About a year ago I decided that I finally had enough friends to fulfill a lifelong dream of starting a book-club.
Here is a photo of my last chance to attend back in March. I guess the ladies will be carrying on the tradition without me. Which makes me totally ecstatic and extremely depressed. Tonight I may have to go out with LG dressed up like a woman. The thought is cracking me up.
While living in Tennessee, one of my greatest life lessons was how important relationships are and how we need to allow others into our lives. The bi-monthly meetings I had with these women was a manifestation to me of God’s love and support. These women are smart. They are fun and they are some of God’s greatest creations. They offered me complete acceptance and love and I miss them somethin awful. I love them all dearly, even the ones missing from the photo, and especially that one in the middle of the photo that got her head cut in two.
The good news is that moving so far away hasn’t taken any satisfaction away from reading. I can still enjoy many many books. It’s just that whenever I get done reading a really good one, I have this overwhelming urge for a Panera Apple chip salad and some conversation. I think I will be 85 years old and reminiscent of the good old days with my ladies.
Not only have I made memories with these ladies that I can’t shake, they have shaped my universe. I can’t think of any better ladies to do my shaping.
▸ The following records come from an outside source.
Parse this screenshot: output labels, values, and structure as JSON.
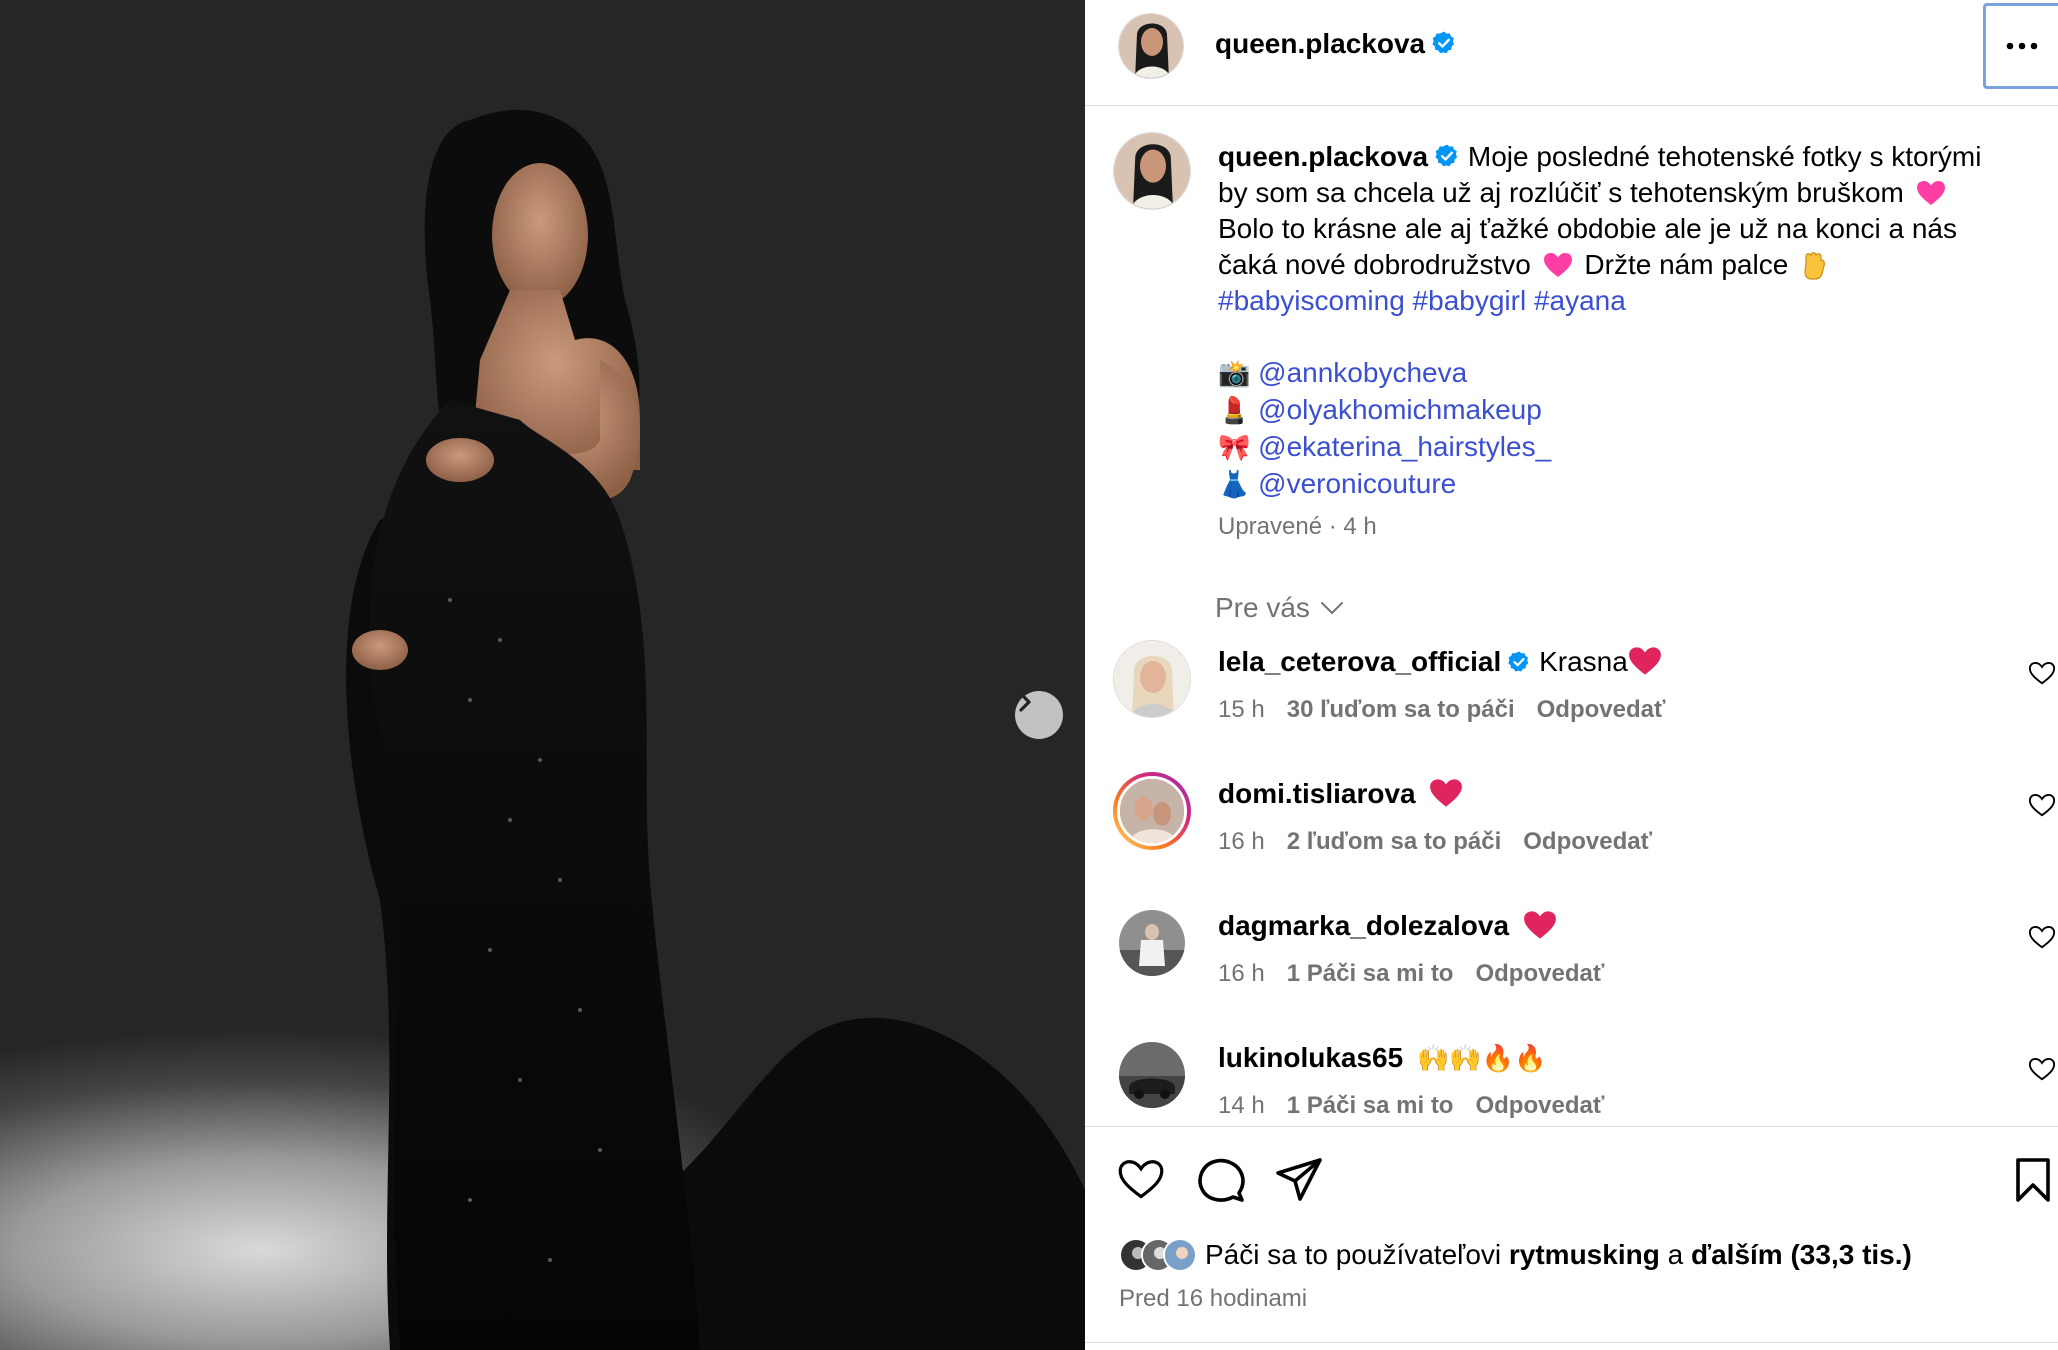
{
  "post": {
    "username": "queen.plackova",
    "caption_lines": [
      "Moje posledné tehotenské fotky s ktorými",
      "by som sa chcela už aj rozlúčiť s tehotenským bruškom",
      "Bolo to krásne ale aj ťažké obdobie ale je už na konci a nás",
      "čaká nové dobrodružstvo",
      "Držte nám palce"
    ],
    "hashtags": "#babyiscoming #babygirl #ayana",
    "credits": [
      {
        "icon": "camera-icon",
        "emoji": "📸",
        "handle": "@annkobycheva"
      },
      {
        "icon": "lipstick-icon",
        "emoji": "💄",
        "handle": "@olyakhomichmakeup"
      },
      {
        "icon": "ribbon-icon",
        "emoji": "🎀",
        "handle": "@ekaterina_hairstyles_"
      },
      {
        "icon": "dress-icon",
        "emoji": "👗",
        "handle": "@veronicouture"
      }
    ],
    "meta": "Upravené · 4 h",
    "for_you": "Pre vás",
    "likes_prefix": "Páči sa to používateľovi",
    "likes_user": "rytmusking",
    "likes_and": "a",
    "likes_rest": "ďalším (33,3 tis.)",
    "posted": "Pred 16 hodinami"
  },
  "comments": [
    {
      "username": "lela_ceterova_official",
      "verified": true,
      "text": "Krasna",
      "emoji": "❤️",
      "time": "15 h",
      "likes": "30 ľuďom sa to páči",
      "reply": "Odpovedať"
    },
    {
      "username": "domi.tisliarova",
      "verified": false,
      "text": "",
      "emoji": "❤️",
      "time": "16 h",
      "likes": "2 ľuďom sa to páči",
      "reply": "Odpovedať"
    },
    {
      "username": "dagmarka_dolezalova",
      "verified": false,
      "text": "",
      "emoji": "❤️",
      "time": "16 h",
      "likes": "1 Páči sa mi to",
      "reply": "Odpovedať"
    },
    {
      "username": "lukinolukas65",
      "verified": false,
      "text": "",
      "emoji": "🙌🙌🔥🔥",
      "time": "14 h",
      "likes": "1 Páči sa mi to",
      "reply": "Odpovedať"
    }
  ],
  "colors": {
    "link": "#3a4fd1",
    "verified": "#0095f6",
    "muted": "#737373",
    "heart": "#e0245e",
    "pink_heart": "#ff3ea5"
  }
}
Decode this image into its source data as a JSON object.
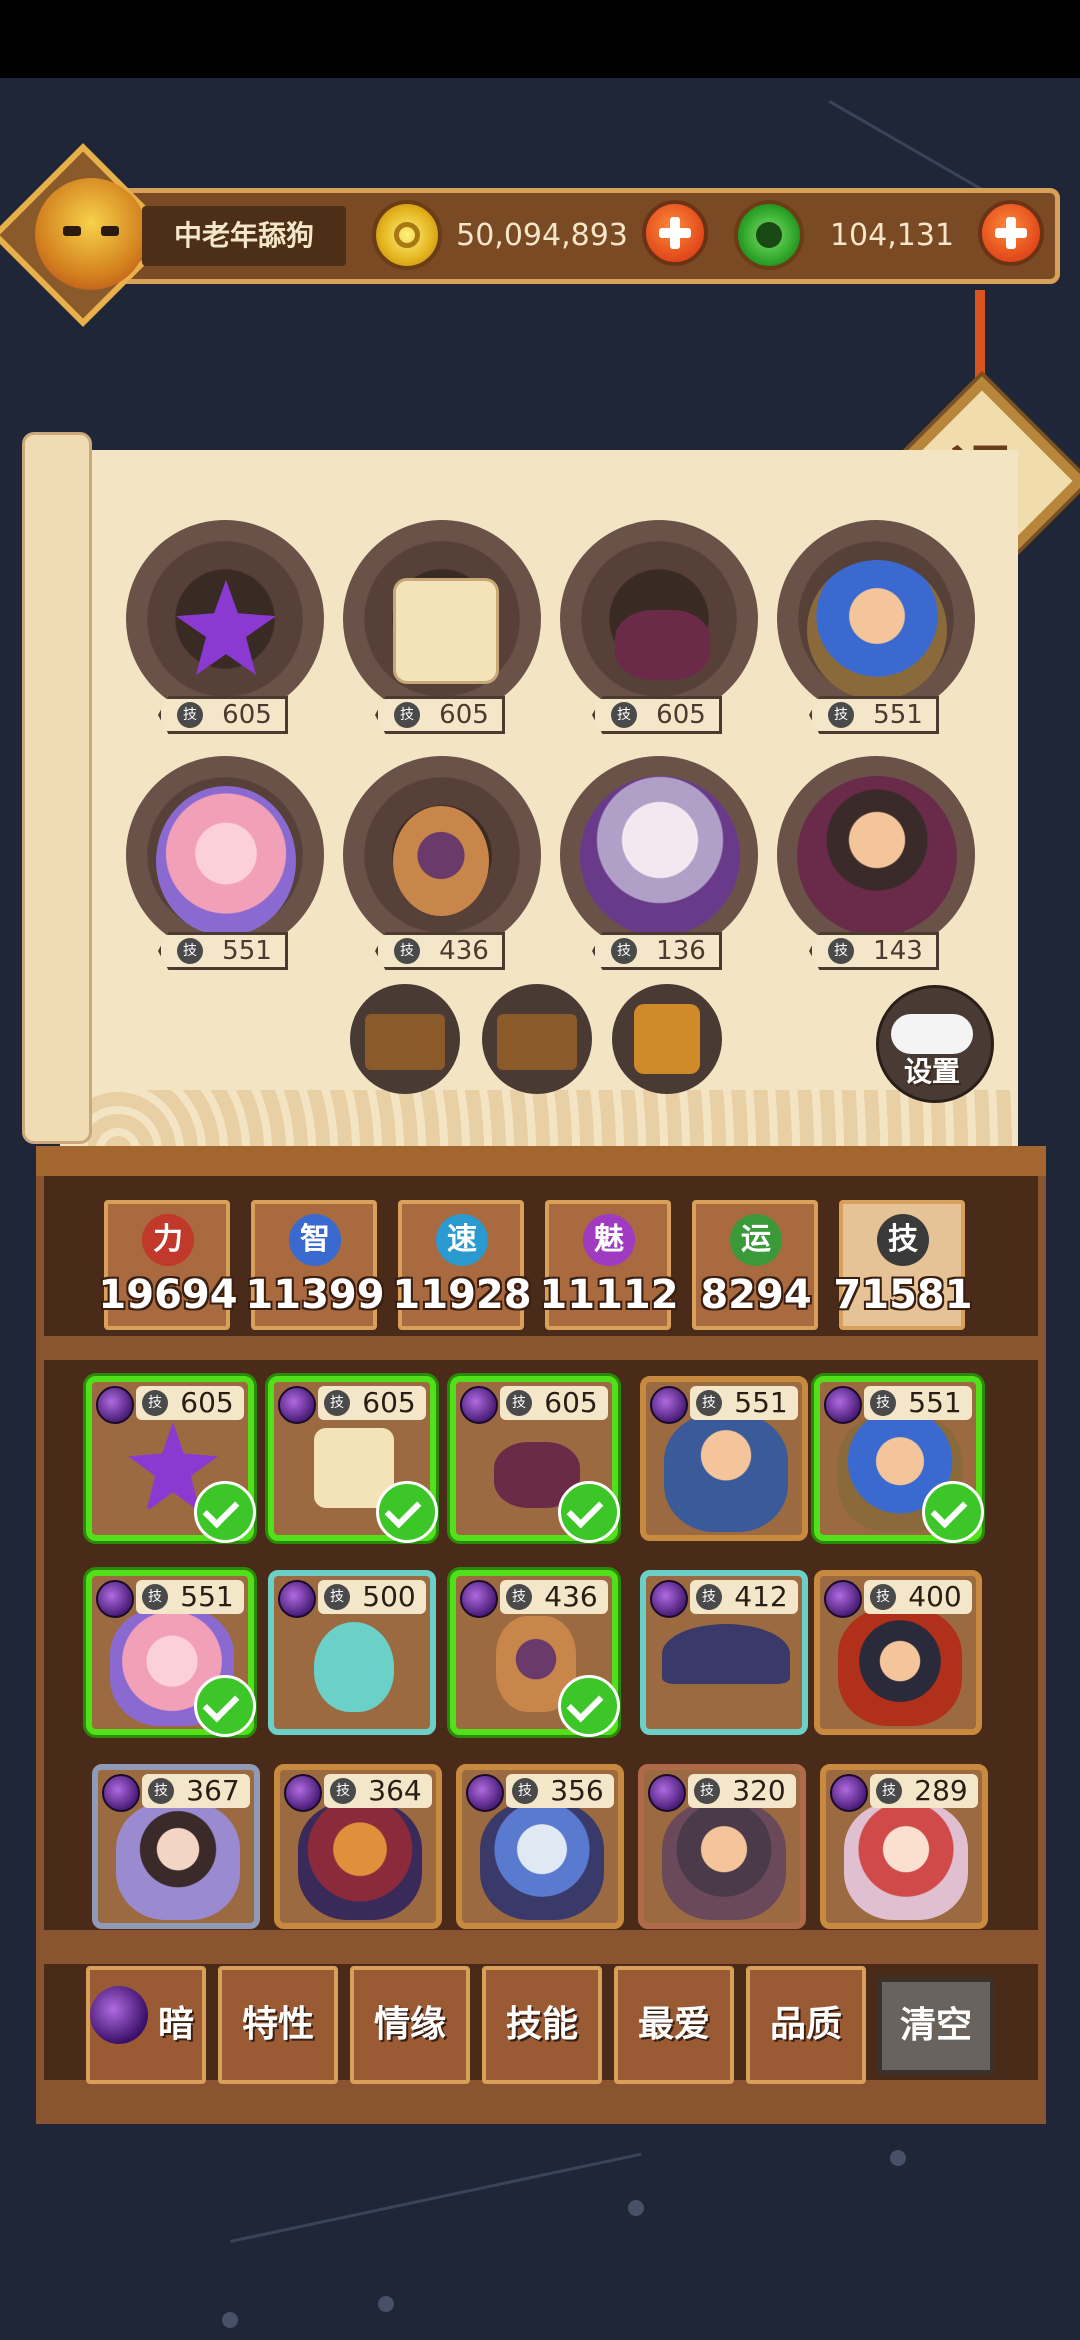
{
  "player": {
    "name": "中老年舔狗",
    "avatar_icon": "demon-mask-icon"
  },
  "currencies": {
    "gold": {
      "icon": "gold-coin-icon",
      "value": "50,094,893"
    },
    "jade": {
      "icon": "jade-coin-icon",
      "value": "104,131"
    }
  },
  "exit_label": "退",
  "team_slots": [
    {
      "name": "purple-star-hero",
      "skill": "605"
    },
    {
      "name": "tofu-hero",
      "skill": "605"
    },
    {
      "name": "pot-hero",
      "skill": "605"
    },
    {
      "name": "farmer-hero",
      "skill": "551"
    },
    {
      "name": "witch-girl-hero",
      "skill": "551"
    },
    {
      "name": "beetle-hero",
      "skill": "436"
    },
    {
      "name": "white-hair-hero",
      "skill": "136"
    },
    {
      "name": "sorcerer-hero",
      "skill": "143"
    }
  ],
  "skill_badge": "技",
  "food_items": [
    "food-box-1",
    "food-box-2",
    "mooncake-box"
  ],
  "settings_label": "设置",
  "stats": [
    {
      "label": "力",
      "value": "19694",
      "color": "#c0392b"
    },
    {
      "label": "智",
      "value": "11399",
      "color": "#3a6ad0"
    },
    {
      "label": "速",
      "value": "11928",
      "color": "#2a9ad0"
    },
    {
      "label": "魅",
      "value": "11112",
      "color": "#a03ac0"
    },
    {
      "label": "运",
      "value": "8294",
      "color": "#3a9a3a"
    },
    {
      "label": "技",
      "value": "71581",
      "color": "#3a3a3a"
    }
  ],
  "heroes": [
    {
      "name": "purple-star",
      "skill": "605",
      "selected": true
    },
    {
      "name": "tofu",
      "skill": "605",
      "selected": true
    },
    {
      "name": "pot",
      "skill": "605",
      "selected": true
    },
    {
      "name": "bearded-man",
      "skill": "551",
      "selected": false
    },
    {
      "name": "farmer",
      "skill": "551",
      "selected": true
    },
    {
      "name": "witch-girl",
      "skill": "551",
      "selected": true
    },
    {
      "name": "slime",
      "skill": "500",
      "selected": false
    },
    {
      "name": "beetle",
      "skill": "436",
      "selected": true
    },
    {
      "name": "straw-hat",
      "skill": "412",
      "selected": false
    },
    {
      "name": "general",
      "skill": "400",
      "selected": false
    },
    {
      "name": "snow-girl",
      "skill": "367",
      "selected": false
    },
    {
      "name": "pumpkin-king",
      "skill": "364",
      "selected": false
    },
    {
      "name": "ice-warrior",
      "skill": "356",
      "selected": false
    },
    {
      "name": "swordsman",
      "skill": "320",
      "selected": false
    },
    {
      "name": "flower-girl",
      "skill": "289",
      "selected": false
    }
  ],
  "filters": [
    {
      "label": "暗"
    },
    {
      "label": "特性"
    },
    {
      "label": "情缘"
    },
    {
      "label": "技能"
    },
    {
      "label": "最爱"
    },
    {
      "label": "品质"
    }
  ],
  "clear_label": "清空"
}
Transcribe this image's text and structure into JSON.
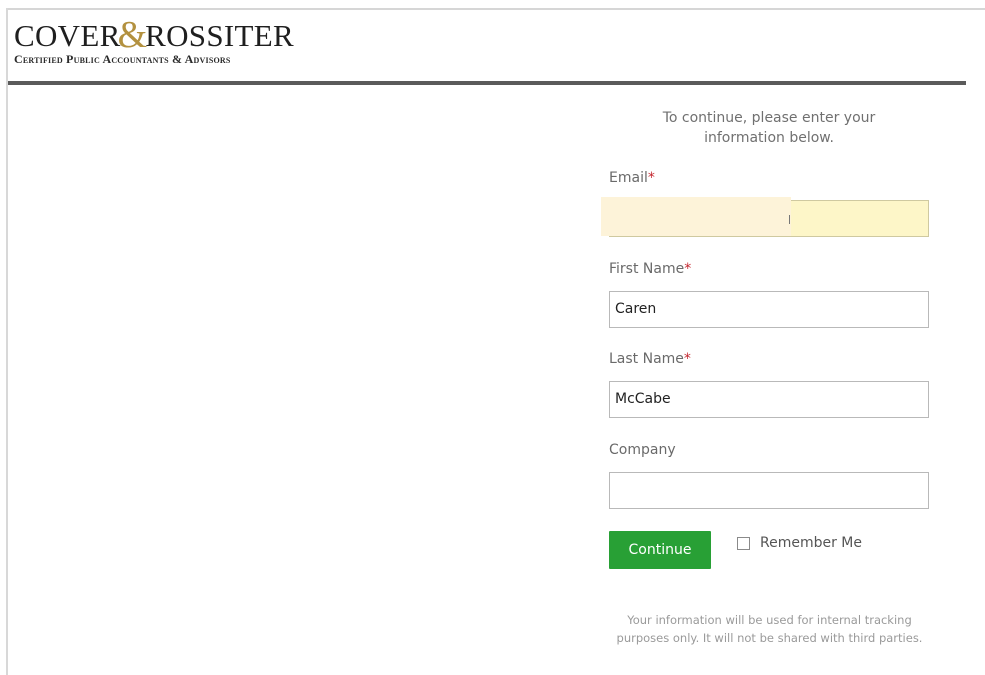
{
  "header": {
    "logo_left": "COVER",
    "logo_amp": "&",
    "logo_right": "ROSSITER",
    "logo_tagline": "Certified Public Accountants & Advisors"
  },
  "form": {
    "intro_text": "To continue, please enter your information below.",
    "required_marker": "*",
    "fields": [
      {
        "label": "Email",
        "required": true,
        "value": ""
      },
      {
        "label": "First Name",
        "required": true,
        "value": "Caren"
      },
      {
        "label": "Last Name",
        "required": true,
        "value": "McCabe"
      },
      {
        "label": "Company",
        "required": false,
        "value": ""
      }
    ],
    "continue_label": "Continue",
    "remember_label": "Remember Me",
    "remember_checked": false,
    "privacy_note": "Your information will be used for internal tracking purposes only. It will not be shared with third parties."
  },
  "colors": {
    "accent_green": "#28a035",
    "logo_gold": "#b3913f",
    "required_red": "#c4262e",
    "autofill_yellow": "#fdf6c8"
  }
}
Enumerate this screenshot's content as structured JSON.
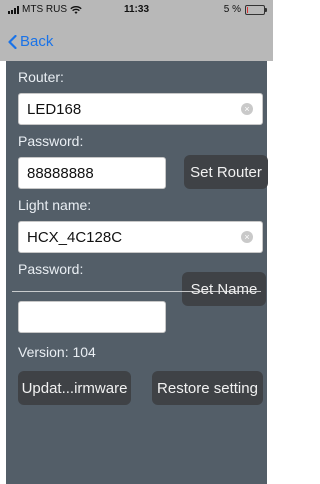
{
  "status_bar": {
    "carrier": "MTS RUS",
    "time": "11:33",
    "battery": "5 %",
    "battery_level": 0.05
  },
  "nav": {
    "back_label": "Back"
  },
  "router": {
    "label": "Router:",
    "value": "LED168"
  },
  "router_password": {
    "label": "Password:",
    "value": "88888888",
    "set_button": "Set Router"
  },
  "light_name": {
    "label": "Light name:",
    "value": "HCX_4C128C"
  },
  "light_password": {
    "label": "Password:",
    "value": "",
    "set_button": "Set Name"
  },
  "version_text": "Version: 104",
  "actions": {
    "update_label": "Updat...irmware",
    "restore_label": "Restore setting"
  },
  "colors": {
    "panel": "#535e68",
    "button": "#3f4246",
    "link": "#1a73e8"
  }
}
The other day I was at the bookstore and I found myself advising an unsure buyer that her friend would love reading The Help and I thought of the evening we all spent at Valerie’s house. LG came home from work a while back and told me that actors had been cast for the movie The Hunger Games and I thought of the discussion about who like me imagined Peeta chunkier. I saw the The Book Thief on the shelf at the library and thought of Rachel and that daunting voice of death.
The moral of the story: make friends. And read together. It’s bonding. For life. And so enlightening.